Tuesday, July 31st, 2018

Amara La Negra – Insecure

Less of a jam jam than “Bam Bam” but something we still enjoy enjoy…


Vikram Joseph: There might not be a lot to “Insecure” (its exploration of insecurity certainly doesn’t withstand much scrutiny), but as window dressing goes, this sort of gently simmering Latin pop is fairly appealing. Amara La Negra strays alarmingly close to pastiche at times, but, conversely, the verdant spray of flamenco guitar towards the end is probably the best thing about this.

Jonathan Bogart: If this was sung in Portuguese, it would be kizomba; if it was in French, it would be zouk. But English with a sprinkling of Spanish makes it just R&B with an odd shuffle in the rhythm and some “Latin” guitar.

Anjy Ou: The instruments bounce off the walls of the production, so it sounds more like Amara La Negra is singing to a room stripped bare of the trappings of a relationship, as opposed to one occupied by her lover. She explains her dilemma simply, with pop culture metaphors easy to grasp, as if speaking too plainly would hurt too much. (“Hold your cell phone tighter than me” is a sucker punch.) What drags the song down is its lacklustre chorus — it feels more like the performance of hurt than the experience of it.

Dorian Sinclair: Without delving too far into my own sordid romantic history, “At night when you’re falling asleep/Hold your cellphone tighter than me” is a very real couplet, one that captures a moment in a relationship that I’m not sure I’ve seen previously expressed so vividly and succinctly.

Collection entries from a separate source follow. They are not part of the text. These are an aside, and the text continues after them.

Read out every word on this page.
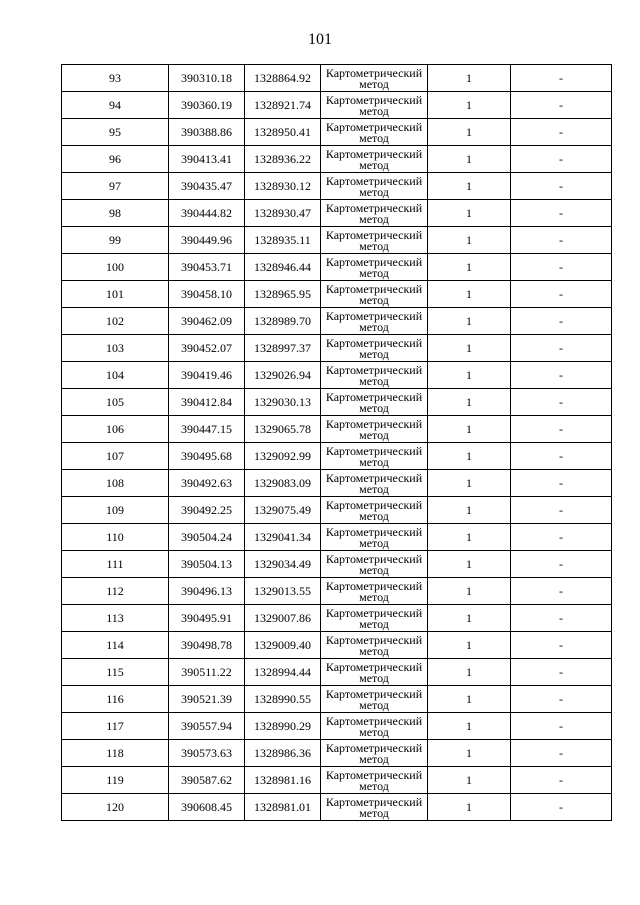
101
93	390310.18	1328864.92	Картометрический метод	1	-
94	390360.19	1328921.74	Картометрический метод	1	-
95	390388.86	1328950.41	Картометрический метод	1	-
96	390413.41	1328936.22	Картометрический метод	1	-
97	390435.47	1328930.12	Картометрический метод	1	-
98	390444.82	1328930.47	Картометрический метод	1	-
99	390449.96	1328935.11	Картометрический метод	1	-
100	390453.71	1328946.44	Картометрический метод	1	-
101	390458.10	1328965.95	Картометрический метод	1	-
102	390462.09	1328989.70	Картометрический метод	1	-
103	390452.07	1328997.37	Картометрический метод	1	-
104	390419.46	1329026.94	Картометрический метод	1	-
105	390412.84	1329030.13	Картометрический метод	1	-
106	390447.15	1329065.78	Картометрический метод	1	-
107	390495.68	1329092.99	Картометрический метод	1	-
108	390492.63	1329083.09	Картометрический метод	1	-
109	390492.25	1329075.49	Картометрический метод	1	-
110	390504.24	1329041.34	Картометрический метод	1	-
111	390504.13	1329034.49	Картометрический метод	1	-
112	390496.13	1329013.55	Картометрический метод	1	-
113	390495.91	1329007.86	Картометрический метод	1	-
114	390498.78	1329009.40	Картометрический метод	1	-
115	390511.22	1328994.44	Картометрический метод	1	-
116	390521.39	1328990.55	Картометрический метод	1	-
117	390557.94	1328990.29	Картометрический метод	1	-
118	390573.63	1328986.36	Картометрический метод	1	-
119	390587.62	1328981.16	Картометрический метод	1	-
120	390608.45	1328981.01	Картометрический метод	1	-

Part of what makes it land so well, though, is the overall wistfulness that suffuses the production, from the distant fuzz at the beginning to the picked guitar at the close. Most of all, though, it’s present in Amara’s vocal, which provides the quiet resignation needed to really drive the song home.

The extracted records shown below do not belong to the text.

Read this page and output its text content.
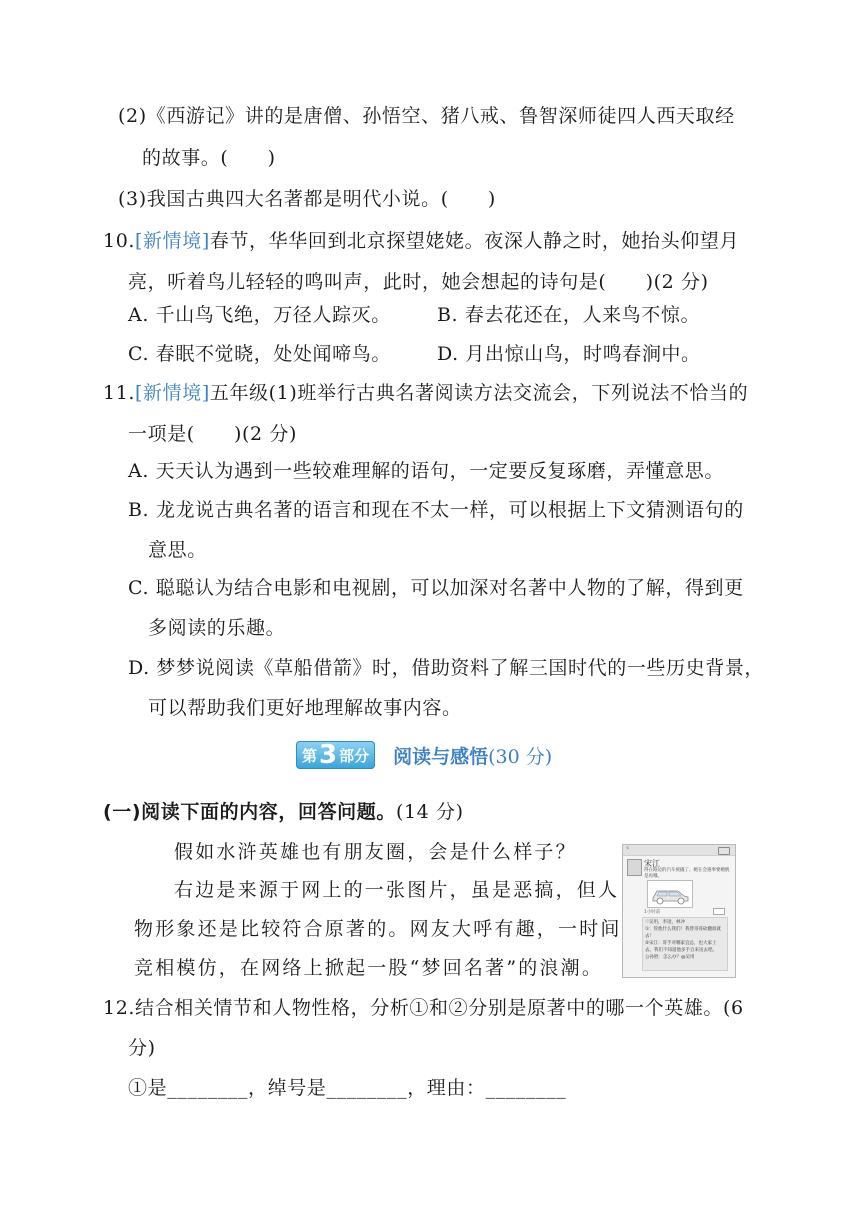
(2)《西游记》讲的是唐僧、孙悟空、猪八戒、鲁智深师徒四人西天取经
的故事。(　　)
(3)我国古典四大名著都是明代小说。(　　)
10.[新情境]春节，华华回到北京探望姥姥。夜深人静之时，她抬头仰望月
亮，听着鸟儿轻轻的鸣叫声，此时，她会想起的诗句是(　　)(2 分)
A. 千山鸟飞绝，万径人踪灭。 B. 春去花还在，人来鸟不惊。
C. 春眠不觉晓，处处闻啼鸟。 D. 月出惊山鸟，时鸣春涧中。
11.[新情境]五年级(1)班举行古典名著阅读方法交流会，下列说法不恰当的
一项是(　　)(2 分)
A. 天天认为遇到一些较难理解的语句，一定要反复琢磨，弄懂意思。
B. 龙龙说古典名著的语言和现在不太一样，可以根据上下文猜测语句的
意思。
C. 聪聪认为结合电影和电视剧，可以加深对名著中人物的了解，得到更
多阅读的乐趣。
D. 梦梦说阅读《草船借箭》时，借助资料了解三国时代的一些历史背景，
可以帮助我们更好地理解故事内容。
第 3 部分 阅读与感悟(30 分)
(一)阅读下面的内容，回答问题。(14 分)
假如水浒英雄也有朋友圈，会是什么样子？
右边是来源于网上的一张图片，虽是恶搞，但人
物形象还是比较符合原著的。网友大呼有趣，一时间
竞相模仿，在网络上掀起一股“梦回名著”的浪潮。
‹
宋江
得在路边的汽车被撬了。她在会遇事要她帆是再哦。
1小时前
♡吴用，李逵，林冲
①：管他什么我们！我替哥哥砍翻谁就去！
②宋江：哥手对哪家宜总，也大家上去。我们不知道他多手自来送去吧。
公孙胜：怎么办？@吴用
12.结合相关情节和人物性格，分析①和②分别是原著中的哪一个英雄。(6
分)
①是________，绰号是________，理由：________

Stephen Eisermann: A tad underproduced and slightly generic, but Amara really shines here. Her voice fills all the holes left behind by the lack of production, and her natural phrasing works flawlessly as she transitions between English and the Spanish words littered throughout. “Insecure” shows that her voice can pierce anything, and that’s quite a gift to have.

Iain Mew: There’s enough going on in the wordplay and language-switching that the first impression is of how smooth and controlled and playful she is. That lets the sadness really seep in and take hold over time too.

Alfred Soto: “Hold your cellphone tighter than me” is an insight for our times, and Amara ravishes it with a measured, throaty attention. Catty and coy, exposed yet defiant, she’s a pleasure to listen to.